A neural network works by having some kind of features and putting them through a layer of "all or nothing activations". These activations have weights and this is what the NN is attempting to "learn". NNs kind of died in the 80-90's because the systems couldn't find these weights properly. This was until the awesome 2006 paper of Geoff Hinton - who thoughy to pretrain the network with a restricted boltzman machine to get the weights in the right ball park.
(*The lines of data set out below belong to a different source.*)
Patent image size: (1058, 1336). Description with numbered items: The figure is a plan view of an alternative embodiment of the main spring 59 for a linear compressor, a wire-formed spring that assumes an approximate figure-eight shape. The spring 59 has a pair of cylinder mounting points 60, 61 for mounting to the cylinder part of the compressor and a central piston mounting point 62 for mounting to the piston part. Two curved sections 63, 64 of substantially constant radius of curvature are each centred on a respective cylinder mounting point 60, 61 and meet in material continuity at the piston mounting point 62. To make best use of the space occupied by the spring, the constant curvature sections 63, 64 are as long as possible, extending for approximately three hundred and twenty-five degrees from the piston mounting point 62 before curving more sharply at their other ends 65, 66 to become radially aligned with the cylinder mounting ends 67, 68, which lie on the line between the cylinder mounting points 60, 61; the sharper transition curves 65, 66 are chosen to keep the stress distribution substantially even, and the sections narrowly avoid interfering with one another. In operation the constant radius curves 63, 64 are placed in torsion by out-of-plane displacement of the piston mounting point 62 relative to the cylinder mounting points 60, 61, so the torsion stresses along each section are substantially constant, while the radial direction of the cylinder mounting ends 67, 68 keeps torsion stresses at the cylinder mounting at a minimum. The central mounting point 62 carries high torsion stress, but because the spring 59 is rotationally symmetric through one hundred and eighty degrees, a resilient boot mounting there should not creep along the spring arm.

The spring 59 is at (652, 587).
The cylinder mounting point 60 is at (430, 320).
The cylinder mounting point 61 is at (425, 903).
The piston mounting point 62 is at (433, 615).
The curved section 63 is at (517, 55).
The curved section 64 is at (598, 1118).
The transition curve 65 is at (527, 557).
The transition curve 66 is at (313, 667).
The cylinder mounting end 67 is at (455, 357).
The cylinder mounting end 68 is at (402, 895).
It depends on your goal, but if your goal is to learn how they work, I would start with Hinton's original paper and rewrite it to have functions instead of the static 3 layer network thats in the paper. This will give you a good intuition of whats going on in terms of the weights being learned and the activations.

Now to answer your second question- there's a bit of debate- but in my experience the most key factor is coming up with the architecture of the system these variables are as follows:

  • number of layers
  • number of visible
  • nodes number of hidden nodes per layer

Other variables you can control are what I would classify as optimization variables. These are:

  • the activation function- tanh, sigmoid, relu
  • the learning rates for the variables learned

I'm going to warn you though, don't expect stellar results-- and be prepared to have a system that takes a long time to train.

A second route you could go is to try some other systems out there like Caffe and that might give you more usable results.

Anyways, good luck :)

ps, with such small data you might consider using SVMs instead.